Les infrastructures modernes, en expansion rapide sur tout le territoire, la ponctualité des trains et des avions, les immeubles aux formes étranges habillées de verre, dans un pays ayant massivement réduit la pauvreté, tranchent avec le désordre des routes et des chemins de fer indiens, encombrés et chaotiques, jonchés d’ordures et où la misère accompagne le voyageur. Quand de surcroît notre journaliste se souvient que la Chine est membre permanent du Conseil de sécurité, puissance nucléaire reconnue, jouant parfois le rôle d’intermédiaire dans des négociations de portée stratégique, elle ne peut réprimer un vague dépit.
C’est peu dire que l’affaire tibétaine a retenu son attention. Un intérêt qui a déjà produit deux longs articles dans Asia Times. Sa réflexion s’articule autour de deux aspects, qui renvoient aux craintes qu’inspirent à la Chine l’esprit religieux dans lequel baigne le Tibet, et le formidable fossé culturel qui sépare les deux peuples.
Constatant d’abord que, dans son pays, les réfugiés du « pays des neiges » continuent à aduler le Dalai Lama, vilipendé en Chine comme un dangereux séparatiste, elle se demande si la raison essentielle des crispations chinoises n’est pas que les Tibétains continuent à être fidèles à leur chef religieux traditionnel. Une interrogation qui renvoie directement à la question des libertés de culte.

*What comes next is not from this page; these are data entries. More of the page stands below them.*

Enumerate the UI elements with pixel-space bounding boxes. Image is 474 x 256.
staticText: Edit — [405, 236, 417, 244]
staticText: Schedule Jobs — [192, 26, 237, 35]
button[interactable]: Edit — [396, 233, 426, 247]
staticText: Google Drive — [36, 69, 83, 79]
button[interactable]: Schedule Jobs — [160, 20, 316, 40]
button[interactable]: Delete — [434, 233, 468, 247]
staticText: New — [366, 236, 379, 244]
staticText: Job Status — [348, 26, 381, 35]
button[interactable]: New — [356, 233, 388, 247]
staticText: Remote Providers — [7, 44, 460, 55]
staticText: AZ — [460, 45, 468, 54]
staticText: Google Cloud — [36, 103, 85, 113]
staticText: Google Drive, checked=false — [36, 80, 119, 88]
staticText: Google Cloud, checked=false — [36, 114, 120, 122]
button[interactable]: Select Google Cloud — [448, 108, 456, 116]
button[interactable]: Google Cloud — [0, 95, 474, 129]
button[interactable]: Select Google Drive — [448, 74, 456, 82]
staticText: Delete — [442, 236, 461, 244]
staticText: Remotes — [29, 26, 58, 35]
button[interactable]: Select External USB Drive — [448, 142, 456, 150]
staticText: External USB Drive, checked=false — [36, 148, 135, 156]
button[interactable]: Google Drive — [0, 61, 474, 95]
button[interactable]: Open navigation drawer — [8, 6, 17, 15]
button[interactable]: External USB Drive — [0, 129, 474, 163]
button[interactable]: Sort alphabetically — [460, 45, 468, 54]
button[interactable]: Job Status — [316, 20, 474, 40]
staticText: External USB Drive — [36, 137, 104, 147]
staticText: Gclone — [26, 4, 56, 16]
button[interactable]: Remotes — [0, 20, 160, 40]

Baignant elle-même dans une culture mystique, à l’opposé du matérialisme chinois, elle a observé les événements de la mi-mars avec en tête les différences qui séparent les Han des Tibétains. Les premiers, agriculteurs sédentaires des plaines, agnostiques et superstitieux, les seconds, nomades des altitudes à l’oxygène raréfié, profondément religieux, dans un pays dont la vie est encore toute entière organisée autour des monastères.